10th President of Duke University
- Incumbent
- Assumed office October 5, 2017
- Preceded by: Richard H. Brodhead

Provost of the University of Pennsylvania
- In office July 1, 2009 – June 30, 2017
- Preceded by: Ronald J. Daniels
- Succeeded by: Wendell Pritchett

Personal details
- Born: Vincent Edward Price Torrance, California, U.S.
- Education: Santa Clara University (BA) Stanford University (MA, PhD)
- Fields: Mass communications
- Workplaces: University of Michigan; University of Pennsylvania; Duke University;
- Thesis: Effects of communicating group conflicts of opinion: an experimental investigation (1987)

= Vincent Edward Price =

President of Duke University

Vincent Edward Price is an American communication studies scholar who has been the 10th president of Duke University since 2017. He previously served as the provost of the University of Pennsylvania in Philadelphia from 2009 to 2017.

==Education==
Price received a Bachelor of Arts (magna cum laude) with a major in English from Santa Clara University in California in 1979. He received a Master of Arts in communication in 1985 and a Doctor of Philosophy in communication in 1987, both from Stanford University. His doctoral dissertation was on mass communication, titled Effects of communicating group conflicts of opinion: an experimental investigation (1987).

==Career==

=== University of Michigan ===
Price joined the Department of Communication at the University of Michigan in 1987, right after receiving his doctorate. He served as assistant professor from 1987 to 1993, as associate chair of the Department of Communication from 1991 to 1995, as faculty associate at the Center for Political Studies at the Institute for Social Research from 1987 to 1998. He was promoted to associate professor in 1993 and served as chair of the Department of Communication from 1995 to 1998, when he left for interim provostship at the University of Pennsylvania.
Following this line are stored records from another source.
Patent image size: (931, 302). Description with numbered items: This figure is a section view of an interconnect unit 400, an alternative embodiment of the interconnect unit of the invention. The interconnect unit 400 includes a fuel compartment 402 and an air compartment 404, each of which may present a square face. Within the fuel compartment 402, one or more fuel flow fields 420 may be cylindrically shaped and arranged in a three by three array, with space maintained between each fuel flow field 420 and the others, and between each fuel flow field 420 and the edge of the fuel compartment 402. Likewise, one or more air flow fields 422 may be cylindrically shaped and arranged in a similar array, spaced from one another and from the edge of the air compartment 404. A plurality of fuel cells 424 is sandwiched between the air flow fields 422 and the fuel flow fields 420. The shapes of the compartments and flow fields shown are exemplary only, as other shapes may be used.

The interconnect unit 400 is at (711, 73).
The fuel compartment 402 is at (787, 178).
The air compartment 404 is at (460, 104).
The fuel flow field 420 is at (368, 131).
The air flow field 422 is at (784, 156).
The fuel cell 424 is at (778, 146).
While at Michigan, Price wrote a book entitled Public Opinion in 1992. It was reviewed in the Public Opinion Quarterly by John P. Robinson, of the University of Maryland, College Park, who called it an "indispensable and insightful guide to the historical and intellectual roots of our profession". The book is 92 pages long and examines and contrasts the ideas of Plato, John Locke and Walter Lippmann with current laboratory findings of group dynamics and cognitive psychology. The book examines a lack of consensus on the definition of "public opinion". Robinson wrote that, "The work establishes Price as a major contributor to a field that has yet to address adequately many of the fundamental issues that he has articulated."
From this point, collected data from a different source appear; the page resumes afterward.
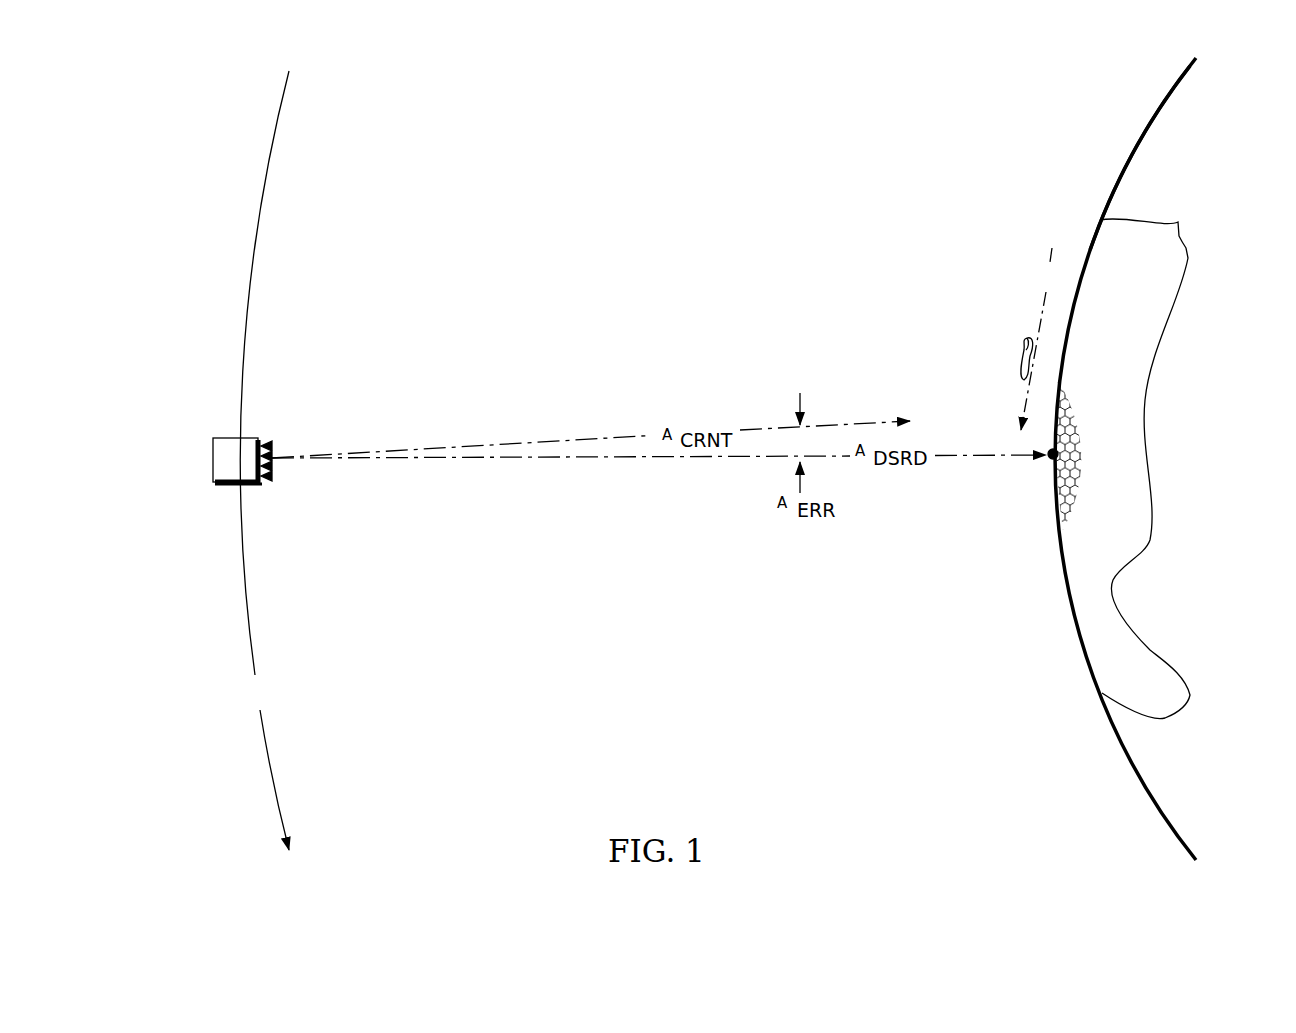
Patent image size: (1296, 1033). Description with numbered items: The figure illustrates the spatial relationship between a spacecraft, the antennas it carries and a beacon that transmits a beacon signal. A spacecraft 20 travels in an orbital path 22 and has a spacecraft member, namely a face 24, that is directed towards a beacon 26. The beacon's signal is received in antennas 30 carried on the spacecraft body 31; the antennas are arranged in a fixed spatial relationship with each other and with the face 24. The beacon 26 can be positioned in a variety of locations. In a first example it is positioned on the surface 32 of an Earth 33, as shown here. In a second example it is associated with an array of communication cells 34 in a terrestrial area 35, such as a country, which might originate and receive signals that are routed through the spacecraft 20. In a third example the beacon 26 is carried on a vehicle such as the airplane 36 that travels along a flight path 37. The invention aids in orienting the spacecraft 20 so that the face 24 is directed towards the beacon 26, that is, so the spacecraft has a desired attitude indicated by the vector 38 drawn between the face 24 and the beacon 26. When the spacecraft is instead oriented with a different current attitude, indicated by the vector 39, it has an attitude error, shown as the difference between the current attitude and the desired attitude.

The spacecraft 20 is at (252, 433).
The orbital path 22 is at (264, 460).
The face 24 is at (262, 485).
The beacon 26 is at (1045, 465).
The antennas 30 is at (272, 444).
The spacecraft body 31 is at (245, 485).
The surface 32 is at (1139, 140).
The Earth 33 is at (1150, 117).
The array of communication cells 34 is at (1088, 478).
The terrestrial area 35 is at (1190, 262).
The airplane 36 is at (1013, 348).
The flight path 37 is at (1041, 339).
The vector 38 is at (630, 460).
The vector 39 is at (590, 440).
=== University of Pennsylvania ===
At the University of Pennsylvania, he held the positions of interim provost, associate provost for faculty affairs, chair of the Faculty Senate, and associate dean of the Annenberg School for Communication at the University of Pennsylvania. Price served as the editor-in-chief of the Public Opinion Quarterly from 1997 to 2001.

=== Duke University ===
Price was announced as the 10th president of Duke University on December 2, 2016, and he assumed office on October 5, 2017. He was reappointed to another five-year term in 2021. Since 2017, Price has served as a trustee of the National Humanities Center at Research Triangle Park.

== Personal life ==

Price is married and has two children.

==Awards and honors==
- The International Communication Association's K. Kyoon Hur Dissertation Award.
- The American Association in Journalism and Mass Communication's Nafziger-White Dissertation Award.
- The University of Michigan College of Literature, Science, and the Arts' Excellence in Education Award.
- The World Association for Public Opinion Research's Robert M. Worcester Award.
- The American Association for Public Opinion Research's Award of Recognition.